第六例 ○○県○○群〇村字宮〇二五番地 戸主、農 大〇さ〇
監護者 実姉戸主次女

「これ……」
 光里が愕然とした声を出した。食い入るように本に視線を落として、浅い息を繰り返している。
「君の実家じゃないかな。伏字にされてるけど、住所はかなり詳細だし」
「そうだと……思います……。昔からあったのは知ってましたけど……まさか調査報告に載ってるなんて……」
 佳良なるものと分類されていたものの、屋敷の間取り図の中に、はっきりと『看護室』と書かれている。
 そえられた写真には、格子戸の向こうにいる単衣姿の女性が髪を結わずに、じっとこちらを見ていた。
「看護理由は、『大正三年長姉の死後、時々発作的に妄想があり、家人に暴行する』ってなってるね。お世話しているのも、実の姉ってなってる。聞いたことは?」
 樹音の問いかけに、光里は力なく首を振る。
「そして、これ」
 樹音は、次はプリントアウトした紙を渡す。
 光里の手が、鈍る。受け取ることをためらうように震えていたが、その紙を受け取った。
「昭和二十年……大山家で殺人……親類の傷痍軍人大山輝顕が当家の大山金蔵と妻定を日本刀で殺害……目撃した次女が昏倒……」
「これも君の実家だよね」
「……時代的に、殺されたのは祖母の両親だと思います」
「つまり君の曾祖父母だ。何か聞いている?」
「いいえ……まったく何も……」
 樹音は光里の表情をじっと見つめた。
 大山光里は、自分の手元にあるふたつの資料を恐ろしいものを見るようにしている。
 家系に隠された秘密。
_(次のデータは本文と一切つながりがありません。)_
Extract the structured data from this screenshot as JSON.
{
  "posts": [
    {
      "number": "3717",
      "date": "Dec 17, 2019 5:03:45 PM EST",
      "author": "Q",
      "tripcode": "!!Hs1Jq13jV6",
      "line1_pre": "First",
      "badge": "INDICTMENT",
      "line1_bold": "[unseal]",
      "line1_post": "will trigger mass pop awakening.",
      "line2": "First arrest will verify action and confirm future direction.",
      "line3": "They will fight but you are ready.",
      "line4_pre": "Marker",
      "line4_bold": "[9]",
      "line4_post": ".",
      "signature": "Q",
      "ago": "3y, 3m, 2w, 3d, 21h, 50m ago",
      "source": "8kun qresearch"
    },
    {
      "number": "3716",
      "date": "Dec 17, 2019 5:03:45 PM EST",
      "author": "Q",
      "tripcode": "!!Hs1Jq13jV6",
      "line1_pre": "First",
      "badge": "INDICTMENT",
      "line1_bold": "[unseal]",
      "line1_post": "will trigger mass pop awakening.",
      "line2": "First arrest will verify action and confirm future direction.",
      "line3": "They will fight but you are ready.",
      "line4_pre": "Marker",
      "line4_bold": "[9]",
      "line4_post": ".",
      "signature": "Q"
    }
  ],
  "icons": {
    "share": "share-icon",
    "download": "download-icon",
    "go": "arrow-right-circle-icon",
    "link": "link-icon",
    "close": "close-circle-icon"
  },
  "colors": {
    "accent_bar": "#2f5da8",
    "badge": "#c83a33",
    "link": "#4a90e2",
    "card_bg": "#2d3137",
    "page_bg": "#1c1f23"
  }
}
しかも、何百年も前でもない、たった数代前のことだ。
 光里はいよいよ倒れそうな顔色をしている。
「東京で調べられるのはこれまで、でも、ざっと調べただけで、昭和に殺人が起こって次女が倒れている。年齢的に、君が知っている座敷牢にいたおばあちゃんの妹は、彼女だと考えるのが妥当だよね」
「……はい」
「君は全部伏せられている、家のしきたりという名目で、この事件も、その女性が座敷牢に入ったきっかけも伝えられてない」
「そうです」
「もうやめようか?」
 樹音の問いかけに、光里は弱弱しくはあるが、首を振った。そっと顔を上げて、樹音を見つめる。
 やはり、姉の美国に似ている。線が細く、思いつめた表情。触れたら崩れてしまいそうな不思議なバランス。
「続けてください。何が起きているか、俺もちゃんと向き合わないと」
 光里が宣言した。
 家族の問題を突き付けられたとき、人がとる行動は多くない。
 怒り、否認、合理化──ストレスを受けた時と同様に、どうにか見ないふりをする。
 その中でも、建設的に向き合う人々も当然いる。
 彼は前向きにきちんと問題に向かい合おうとしている。樹音はふっと微笑んだ。
「分かった、ありがとう。今時点で、おれは仮説を立てているんだけど、君の家系で座敷牢はずっと稼働していた。状況として、本当に精神病患者かどうかは分からない。逆に、君たちが今、接している『怪異』に由来するんじゃないかと思う」
「……はい」
「『わが邦(くに)十何万の精神病者は実にこの病を受けたるの不幸の他に、この邦に生まれたるの不幸を重かさぬるものというべし』」
 樹音がそらんじた言葉に、光里が瞬きした。
「え?」
「呉博士が『精神病者私宅監置の実況』の序文で語った言葉だよ。君たちきょうだいは、その家に生まれたことが、不幸を重ねた理由かもしれない。『怪異』の原因は何かは分からないけれど、君は、逃れたいんだろう?」
「……はい」
「そして、中野新苗さんを助けたい」
「はい」
 今までの中で、光里が返した言葉の中では、一番はっきりと力強かった。
 樹音はぐっと体を前に倒した。ハンギングチェアがぎぃと揺れた。
「君にとって、中野新苗は何?」
「……」
「『怪異』は中野新苗にたどり着いた。君にとって彼女は特別な存在だ。そうだよね?」
 返事はないが、光里のまなざしは何よりも雄弁だった。
 黒い瞳は、じっと樹音を見つめ返す。その中に、薄暗い何かが見えた。決意か、何か。返事をしない、隠し続けると決めた態度。
「君は、『姉を助ける』とは言わなかった。座敷牢から出して、自分が身を隠すという選択をしても、自分で対処する気だった。それを覆したのは、中野新苗が消えたからだ」
「……」
「じゃあ、なぜ、『怪異』は彼女を選んだ? 彼女にたどり着けた?」
 樹音は光里に問いかけながら、考え続けていた。
 なぜ。
 なぜ、『怪異』は中野新苗を接点として、東京に隠れていた大山きょうだいを探せたのか。
 なぜそこまでして、『怪異』は追ってくるのか。

 光里が立ち去った後、部屋にひとりになった樹音はタブレットを覗き込んでいた。地図情報を使って、大山家の住所を検索し、航空写真を眺める。
 盆地ほど広くはないが、三方を山に囲まれ、川べりに田んぼが並び、山肌に家々が建っていた。
 三十戸ほどあるかないかの集落。
 ここであのふたりは生まれ、そして、大山美国は監禁された。
 すぐそばの山に墓地があるのが分かる。整理されたものではなく、雑然と、子どもがブロックで組んだような区画に、墓石がぎゅうぎゅうにならんでいた。
 その中に、一部分だけ、豆粒のように並んでいる小さな小さな墓石がある。他の墓と違い、それだけは異様に密集している。
 百基ある無縁仏。
 そこに女たちが黙々とお供え物を供えていく。
 線香の煙。
 名前のない死者たちの群れ。大山の家が背負った、なにか。
 ずり……
 這う音。
 ずり……ずり……
 何が這うのだろうか。
 自分には聞こえない音に、樹音は耳を澄ませようとした。
 樹音は並んだ墓を見つめる。
 自分たちが暮らしている日本と、本当に同じ地平にあるとは信じられないほど、奇妙な風景に思えた。